The Fourth District’s decision comes after two federal courts dismissed lawsuits targeting Bayer with similar claims related to the discordant brand name and dosing instructions. Bedsworth, who was joined in his decision by Presiding Justice Kathleen O’Leary and Justice Richard Aronson, however, disagreed with the two federal judges who concluded that any reasonable consumer would read the label of a “medicine-like” product like vitamins.

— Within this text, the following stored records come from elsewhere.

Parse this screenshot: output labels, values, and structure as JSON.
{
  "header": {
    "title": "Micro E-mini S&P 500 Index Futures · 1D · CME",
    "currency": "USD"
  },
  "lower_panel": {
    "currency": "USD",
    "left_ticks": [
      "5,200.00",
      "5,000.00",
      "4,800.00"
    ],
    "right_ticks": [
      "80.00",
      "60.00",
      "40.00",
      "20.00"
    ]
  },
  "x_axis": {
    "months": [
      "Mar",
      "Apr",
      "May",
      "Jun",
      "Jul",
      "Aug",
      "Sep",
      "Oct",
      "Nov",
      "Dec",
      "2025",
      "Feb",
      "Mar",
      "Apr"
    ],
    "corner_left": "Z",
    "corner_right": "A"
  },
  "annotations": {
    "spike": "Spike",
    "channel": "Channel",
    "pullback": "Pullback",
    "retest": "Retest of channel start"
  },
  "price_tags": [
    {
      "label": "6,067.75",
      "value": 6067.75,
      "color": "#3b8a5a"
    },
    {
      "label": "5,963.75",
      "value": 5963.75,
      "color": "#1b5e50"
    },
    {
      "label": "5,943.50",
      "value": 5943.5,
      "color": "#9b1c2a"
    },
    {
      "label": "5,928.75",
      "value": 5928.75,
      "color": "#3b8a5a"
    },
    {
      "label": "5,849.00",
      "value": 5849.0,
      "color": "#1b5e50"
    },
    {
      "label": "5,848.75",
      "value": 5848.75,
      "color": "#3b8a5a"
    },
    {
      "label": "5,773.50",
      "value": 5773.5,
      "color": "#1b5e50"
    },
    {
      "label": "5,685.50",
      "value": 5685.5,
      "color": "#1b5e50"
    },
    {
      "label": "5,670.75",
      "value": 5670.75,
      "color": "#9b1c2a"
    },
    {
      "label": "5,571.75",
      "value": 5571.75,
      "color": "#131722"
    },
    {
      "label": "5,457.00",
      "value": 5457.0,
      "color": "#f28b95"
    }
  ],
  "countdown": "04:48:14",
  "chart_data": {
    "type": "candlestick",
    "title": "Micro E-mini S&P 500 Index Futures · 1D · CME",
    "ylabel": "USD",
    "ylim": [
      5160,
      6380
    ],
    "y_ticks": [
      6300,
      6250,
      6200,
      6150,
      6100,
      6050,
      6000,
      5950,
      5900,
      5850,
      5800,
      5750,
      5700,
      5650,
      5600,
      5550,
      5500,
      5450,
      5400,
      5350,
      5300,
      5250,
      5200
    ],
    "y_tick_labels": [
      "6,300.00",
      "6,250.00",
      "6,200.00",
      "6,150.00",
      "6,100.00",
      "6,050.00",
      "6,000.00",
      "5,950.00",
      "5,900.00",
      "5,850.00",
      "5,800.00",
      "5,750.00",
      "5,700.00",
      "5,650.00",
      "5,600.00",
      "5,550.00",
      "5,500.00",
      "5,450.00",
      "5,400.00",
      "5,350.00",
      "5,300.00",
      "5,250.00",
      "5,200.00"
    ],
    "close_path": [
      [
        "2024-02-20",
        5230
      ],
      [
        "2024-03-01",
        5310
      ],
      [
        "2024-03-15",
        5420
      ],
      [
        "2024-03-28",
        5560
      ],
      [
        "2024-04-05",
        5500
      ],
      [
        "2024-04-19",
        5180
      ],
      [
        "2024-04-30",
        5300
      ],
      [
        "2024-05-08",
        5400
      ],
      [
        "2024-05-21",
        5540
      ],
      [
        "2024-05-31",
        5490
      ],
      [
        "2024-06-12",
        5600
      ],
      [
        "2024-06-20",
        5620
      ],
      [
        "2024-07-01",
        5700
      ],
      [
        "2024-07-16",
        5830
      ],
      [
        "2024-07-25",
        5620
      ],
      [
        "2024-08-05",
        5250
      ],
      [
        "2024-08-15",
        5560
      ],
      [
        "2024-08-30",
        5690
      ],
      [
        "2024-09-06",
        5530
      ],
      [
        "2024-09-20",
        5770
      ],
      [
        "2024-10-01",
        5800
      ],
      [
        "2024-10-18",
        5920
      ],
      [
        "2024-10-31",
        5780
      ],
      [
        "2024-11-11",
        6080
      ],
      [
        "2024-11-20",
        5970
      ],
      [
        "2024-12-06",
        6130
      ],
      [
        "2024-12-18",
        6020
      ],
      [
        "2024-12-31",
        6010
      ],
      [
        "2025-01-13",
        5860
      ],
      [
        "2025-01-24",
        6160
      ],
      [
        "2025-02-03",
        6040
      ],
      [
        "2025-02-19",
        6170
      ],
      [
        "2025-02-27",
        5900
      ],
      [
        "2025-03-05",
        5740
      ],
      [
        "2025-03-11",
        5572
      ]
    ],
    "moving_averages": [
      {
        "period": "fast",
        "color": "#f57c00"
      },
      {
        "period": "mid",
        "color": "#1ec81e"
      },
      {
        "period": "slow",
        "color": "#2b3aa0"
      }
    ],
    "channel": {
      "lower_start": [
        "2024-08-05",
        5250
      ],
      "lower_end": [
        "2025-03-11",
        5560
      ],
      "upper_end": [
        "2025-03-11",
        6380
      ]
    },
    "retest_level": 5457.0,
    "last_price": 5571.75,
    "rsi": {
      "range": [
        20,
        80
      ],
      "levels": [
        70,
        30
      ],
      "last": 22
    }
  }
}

The One A Day products, Bedsworth wrote, “are targeted at more casual consumers” than the sorts who peruse labels in health food stores. “Not only are two different kinds of sugars (glucose syrup and sucrose) listed as the most prominent ingredients, but each gummie—depending upon flavor—contains one of three kinds of artificial dye,” Bedsworth added in a footnote. “These are mass-market products. They’re gummies, for crying out loud.”

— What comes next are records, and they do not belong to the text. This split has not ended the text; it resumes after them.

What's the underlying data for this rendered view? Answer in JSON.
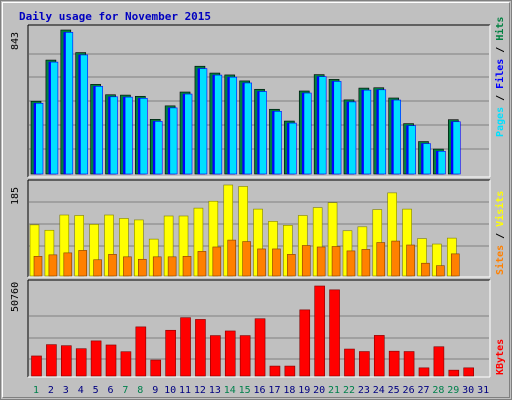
{
  "colors": {
    "background": "#c0c0c0",
    "title": "#0000c0",
    "hits": "#008040",
    "files": "#0000ff",
    "pages": "#00e0ff",
    "visits": "#ffff00",
    "sites": "#ff8000",
    "kbytes": "#ff0000",
    "weekend_day": "#00804c",
    "weekday": "#000080"
  },
  "chart_data": [
    {
      "type": "bar",
      "title": "Daily usage for November 2015",
      "categories": [
        "1",
        "2",
        "3",
        "4",
        "5",
        "6",
        "7",
        "8",
        "9",
        "10",
        "11",
        "12",
        "13",
        "14",
        "15",
        "16",
        "17",
        "18",
        "19",
        "20",
        "21",
        "22",
        "23",
        "24",
        "25",
        "26",
        "27",
        "28",
        "29",
        "30",
        "31"
      ],
      "weekend_days": [
        "1",
        "7",
        "8",
        "14",
        "15",
        "21",
        "22",
        "28",
        "29"
      ],
      "ylabel_parts": [
        "Pages",
        "Files",
        "Hits"
      ],
      "y_max_label": "843",
      "ylim": [
        0,
        843
      ],
      "series": [
        {
          "name": "Hits",
          "values": [
            426,
            667,
            843,
            711,
            525,
            464,
            462,
            455,
            320,
            399,
            480,
            631,
            591,
            580,
            545,
            496,
            379,
            310,
            486,
            582,
            554,
            434,
            503,
            505,
            445,
            295,
            190,
            146,
            318,
            null,
            null
          ]
        },
        {
          "name": "Files",
          "values": [
            414,
            655,
            829,
            697,
            513,
            452,
            450,
            443,
            308,
            387,
            468,
            617,
            579,
            567,
            533,
            483,
            367,
            298,
            474,
            570,
            542,
            422,
            491,
            493,
            433,
            283,
            178,
            133,
            306,
            null,
            null
          ]
        },
        {
          "name": "Pages",
          "values": [
            414,
            655,
            829,
            697,
            513,
            452,
            450,
            443,
            308,
            387,
            468,
            617,
            579,
            567,
            533,
            483,
            367,
            298,
            474,
            570,
            542,
            422,
            491,
            493,
            433,
            283,
            178,
            133,
            306,
            null,
            null
          ]
        }
      ]
    },
    {
      "type": "bar",
      "categories": [
        "1",
        "2",
        "3",
        "4",
        "5",
        "6",
        "7",
        "8",
        "9",
        "10",
        "11",
        "12",
        "13",
        "14",
        "15",
        "16",
        "17",
        "18",
        "19",
        "20",
        "21",
        "22",
        "23",
        "24",
        "25",
        "26",
        "27",
        "28",
        "29",
        "30",
        "31"
      ],
      "ylabel_parts": [
        "Sites",
        "Visits"
      ],
      "y_max_label": "185",
      "ylim": [
        0,
        185
      ],
      "series": [
        {
          "name": "Visits",
          "values": [
            104,
            93,
            124,
            123,
            105,
            124,
            117,
            114,
            75,
            122,
            122,
            138,
            152,
            185,
            182,
            136,
            111,
            103,
            123,
            139,
            149,
            92,
            100,
            135,
            169,
            136,
            76,
            65,
            77,
            null,
            null
          ]
        },
        {
          "name": "Sites",
          "values": [
            40,
            43,
            47,
            52,
            33,
            44,
            39,
            34,
            39,
            39,
            40,
            50,
            59,
            73,
            70,
            55,
            55,
            44,
            62,
            59,
            60,
            51,
            54,
            68,
            71,
            63,
            26,
            21,
            45,
            null,
            null
          ]
        }
      ]
    },
    {
      "type": "bar",
      "categories": [
        "1",
        "2",
        "3",
        "4",
        "5",
        "6",
        "7",
        "8",
        "9",
        "10",
        "11",
        "12",
        "13",
        "14",
        "15",
        "16",
        "17",
        "18",
        "19",
        "20",
        "21",
        "22",
        "23",
        "24",
        "25",
        "26",
        "27",
        "28",
        "29",
        "30",
        "31"
      ],
      "ylabel": "KBytes",
      "y_max_label": "50760",
      "ylim": [
        0,
        50760
      ],
      "series": [
        {
          "name": "KBytes",
          "values": [
            11300,
            17700,
            17100,
            15400,
            19800,
            17500,
            13700,
            27700,
            9000,
            25800,
            32900,
            31900,
            22800,
            25400,
            22800,
            32300,
            5600,
            5600,
            37300,
            50760,
            48600,
            15200,
            13800,
            22900,
            14000,
            13800,
            4600,
            16500,
            3300,
            4600,
            null
          ]
        }
      ]
    }
  ]
}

Bayer’s lawyer, David Carpenter of Sidley Austin, didn’t respond to a message Friday afternoon. A company spokeswoman said in an email Monday that the ruling didn’t address the merits of the case, and Bayer looked “forward to presenting our defense in court.”

Scott Cooper, the lead plaintiffs lawyer on the case, was appointed to the Orange County Superior Court bench while the case was pending on appeal. His former associate, Samantha Smith, continues to handle the case at her new firm, Aegis Law.

“We are pleased with the court’s decision and look forward to continuing to litigate the case on behalf of consumers,” Smith said in an emailed statement.